Un poco de conformismo por acá y otro poco de disconformismo por allá. Mitre y El Brete empataron 1-1 en la primera final del torneo Clausura de la Liga Posadeña de Fútbol y terminaron con diferentes sensaciones en el barrio Rocamora.

Ninguno tuvo grandes motivos como para festejar y tampoco demasiados argumentos como para lamentarse. Es que ambos hicieron un aceptable partido, cada uno hizo un poco mejor las cosas que su rival en un tiempo y así la definición del certamen capitalino quedó totalmente abierta para la revancha.

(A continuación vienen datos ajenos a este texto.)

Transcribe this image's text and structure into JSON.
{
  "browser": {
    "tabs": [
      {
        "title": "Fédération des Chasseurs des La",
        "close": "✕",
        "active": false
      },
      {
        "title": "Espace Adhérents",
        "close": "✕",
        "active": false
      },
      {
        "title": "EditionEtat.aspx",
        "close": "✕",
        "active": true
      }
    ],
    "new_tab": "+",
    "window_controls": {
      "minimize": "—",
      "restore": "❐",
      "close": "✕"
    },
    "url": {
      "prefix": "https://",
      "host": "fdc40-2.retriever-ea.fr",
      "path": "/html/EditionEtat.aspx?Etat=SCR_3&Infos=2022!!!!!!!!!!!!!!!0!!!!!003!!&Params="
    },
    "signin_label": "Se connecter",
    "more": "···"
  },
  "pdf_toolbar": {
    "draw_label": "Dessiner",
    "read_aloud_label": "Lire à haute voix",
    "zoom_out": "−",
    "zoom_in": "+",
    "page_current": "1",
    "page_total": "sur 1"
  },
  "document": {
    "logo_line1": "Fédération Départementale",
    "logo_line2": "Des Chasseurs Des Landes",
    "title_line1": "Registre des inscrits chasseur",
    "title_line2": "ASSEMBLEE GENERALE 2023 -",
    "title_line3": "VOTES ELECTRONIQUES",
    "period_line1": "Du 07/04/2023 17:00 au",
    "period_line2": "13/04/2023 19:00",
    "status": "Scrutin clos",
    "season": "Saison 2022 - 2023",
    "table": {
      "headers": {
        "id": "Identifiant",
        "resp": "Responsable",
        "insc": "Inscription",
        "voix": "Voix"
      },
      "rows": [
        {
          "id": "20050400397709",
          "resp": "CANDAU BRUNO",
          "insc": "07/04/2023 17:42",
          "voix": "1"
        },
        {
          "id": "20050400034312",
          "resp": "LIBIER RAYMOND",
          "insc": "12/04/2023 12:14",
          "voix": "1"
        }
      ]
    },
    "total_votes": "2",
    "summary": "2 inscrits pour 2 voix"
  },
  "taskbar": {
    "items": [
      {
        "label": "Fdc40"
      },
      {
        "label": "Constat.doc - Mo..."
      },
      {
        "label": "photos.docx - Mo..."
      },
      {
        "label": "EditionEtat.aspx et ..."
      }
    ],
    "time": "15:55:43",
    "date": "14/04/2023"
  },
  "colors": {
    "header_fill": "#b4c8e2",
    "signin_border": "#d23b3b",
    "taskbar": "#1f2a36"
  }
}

El equipo dirigido por Eduardo Leiva, que está disputando su primera final doméstica, mostró su mejor cara en el primer tiempo, momento en el que sacó ventajas, pero el actual bicampeón posadeño asumió sus responsabilidades en el segundo tiempo, fue superior a su rival y llegó a la justa paridad a poco del final. Sólo por haberlo empatado cerca del cierre, tal vez el dueño de casa haya terminado con una sonrisa más evidente, pero Bernal y sus dirigidos bien saben que ahora habrá que ir a buscar la corona en el barrio San Isidro, con todo lo que eso significa.

Un tiempo para cada uno
El Brete quiso demostrar de entrada que no era un simple convidado a la fiesta. A partir del buen trabajo que hicieron Marcio Barrios, Martín Cabrera y Gustavo Bóveda en el medio, más la cuota creativa que le aportó Canita Martínez, el conjunto visitante inclinó la cancha a su favor en los primeros 45 minutos. Además, Spagnol fue un verdadero dolor de cabeza para el fondo mitrense, que en ese lapso de juego tampoco estuvo fino a la hora de los relevos y las marcas.

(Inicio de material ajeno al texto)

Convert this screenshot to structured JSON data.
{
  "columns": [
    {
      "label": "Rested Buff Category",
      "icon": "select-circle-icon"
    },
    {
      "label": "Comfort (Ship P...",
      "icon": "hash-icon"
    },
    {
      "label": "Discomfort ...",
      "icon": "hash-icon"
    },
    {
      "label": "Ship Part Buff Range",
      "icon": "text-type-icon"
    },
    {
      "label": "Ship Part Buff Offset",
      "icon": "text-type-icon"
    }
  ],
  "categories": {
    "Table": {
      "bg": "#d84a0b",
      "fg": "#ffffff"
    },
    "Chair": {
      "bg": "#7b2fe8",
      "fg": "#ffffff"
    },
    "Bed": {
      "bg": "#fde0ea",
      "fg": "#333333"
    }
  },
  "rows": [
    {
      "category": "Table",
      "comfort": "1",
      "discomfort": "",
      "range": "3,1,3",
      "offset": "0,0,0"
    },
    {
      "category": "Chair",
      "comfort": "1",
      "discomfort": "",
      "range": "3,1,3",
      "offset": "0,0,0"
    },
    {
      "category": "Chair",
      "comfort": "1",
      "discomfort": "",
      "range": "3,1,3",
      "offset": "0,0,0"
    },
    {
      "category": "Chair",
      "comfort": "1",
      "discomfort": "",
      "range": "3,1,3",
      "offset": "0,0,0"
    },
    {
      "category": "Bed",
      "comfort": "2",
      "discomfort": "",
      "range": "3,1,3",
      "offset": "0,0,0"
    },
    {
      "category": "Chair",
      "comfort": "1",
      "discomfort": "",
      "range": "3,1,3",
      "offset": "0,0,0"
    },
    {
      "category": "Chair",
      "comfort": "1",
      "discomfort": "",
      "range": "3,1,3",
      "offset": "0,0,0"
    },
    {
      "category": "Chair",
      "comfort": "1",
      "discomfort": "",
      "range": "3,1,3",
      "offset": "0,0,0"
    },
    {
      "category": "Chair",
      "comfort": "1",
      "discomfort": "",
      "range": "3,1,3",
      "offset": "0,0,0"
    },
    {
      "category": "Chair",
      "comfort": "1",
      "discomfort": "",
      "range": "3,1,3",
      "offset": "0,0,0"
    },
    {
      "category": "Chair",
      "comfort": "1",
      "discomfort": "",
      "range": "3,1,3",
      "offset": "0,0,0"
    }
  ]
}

Rápido avisó el conjunto de la ribera a través del propio Spagnol, que le ganó las espaldas a Florentín y sacó el remate que se estrelló en el palo derecho de Sotelo.
Pero promediando el primer capítulo fue Cristian González el que pisó el área contraria, los centrales no coordinaron movimientos y el mediocampista definió con clase por arriba para marcar el 1-0.

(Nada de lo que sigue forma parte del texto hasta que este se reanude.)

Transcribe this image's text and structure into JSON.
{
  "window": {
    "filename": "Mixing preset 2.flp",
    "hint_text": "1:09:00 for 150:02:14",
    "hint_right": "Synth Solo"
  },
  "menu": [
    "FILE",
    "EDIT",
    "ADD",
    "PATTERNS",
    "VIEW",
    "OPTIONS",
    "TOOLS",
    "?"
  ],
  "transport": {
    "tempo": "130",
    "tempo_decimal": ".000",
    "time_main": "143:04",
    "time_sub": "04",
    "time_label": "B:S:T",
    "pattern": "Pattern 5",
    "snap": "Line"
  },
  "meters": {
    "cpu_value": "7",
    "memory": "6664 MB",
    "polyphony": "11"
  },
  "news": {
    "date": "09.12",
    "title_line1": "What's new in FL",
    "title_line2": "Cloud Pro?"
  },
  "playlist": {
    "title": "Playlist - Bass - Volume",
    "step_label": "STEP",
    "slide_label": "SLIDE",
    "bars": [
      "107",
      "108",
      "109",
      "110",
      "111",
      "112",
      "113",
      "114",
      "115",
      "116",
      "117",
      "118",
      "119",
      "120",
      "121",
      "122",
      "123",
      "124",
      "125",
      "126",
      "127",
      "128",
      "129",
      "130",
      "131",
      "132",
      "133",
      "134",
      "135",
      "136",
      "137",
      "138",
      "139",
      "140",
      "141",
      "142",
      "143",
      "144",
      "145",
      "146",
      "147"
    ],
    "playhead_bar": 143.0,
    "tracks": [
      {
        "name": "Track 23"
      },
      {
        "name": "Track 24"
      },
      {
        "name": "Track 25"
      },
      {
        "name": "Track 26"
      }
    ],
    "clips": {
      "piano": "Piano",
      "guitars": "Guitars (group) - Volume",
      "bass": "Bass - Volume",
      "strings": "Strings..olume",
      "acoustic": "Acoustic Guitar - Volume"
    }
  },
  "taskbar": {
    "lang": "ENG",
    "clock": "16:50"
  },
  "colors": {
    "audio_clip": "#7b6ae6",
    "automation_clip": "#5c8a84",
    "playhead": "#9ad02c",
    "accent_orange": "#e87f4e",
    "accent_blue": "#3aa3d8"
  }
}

En esa primera parte Mitre no tuvo peso ofensivo. Excepto los intentos individuales de Fesztein, Sánchez Ocaña corrió sin destino, Pérez no prosperó por la banda y Sosa estuvo muy impreciso.
Así y todo, Adriel Kinyerski contó con la gran chance del empate pero su remate de volea se fue desviado.
Evidentemente las palabras de Joselo Bernal surtieron efecto en el entretiempo. Ahí sí apareció el Mitre criterioso, mentor de las sociedades en pequeñas espacios y el juego vertical que tantas satisfacciones le dio en los últimos años.
En los pies de Sánchez Ocaña, primero, y en los de Fesztein, más tarde, estuvieron las inmejorables oportunidades para el 1-1, pero en ambas apareció la gran figura del arquero Leonardo Cuevas para impedir el festejo local.
El ingreso de Taborda le permitió al dueño de casa abrir un surco por el sector derecho, lo que le dio más libertades a Pérez para asociarse con Fesztein en zona de gestación.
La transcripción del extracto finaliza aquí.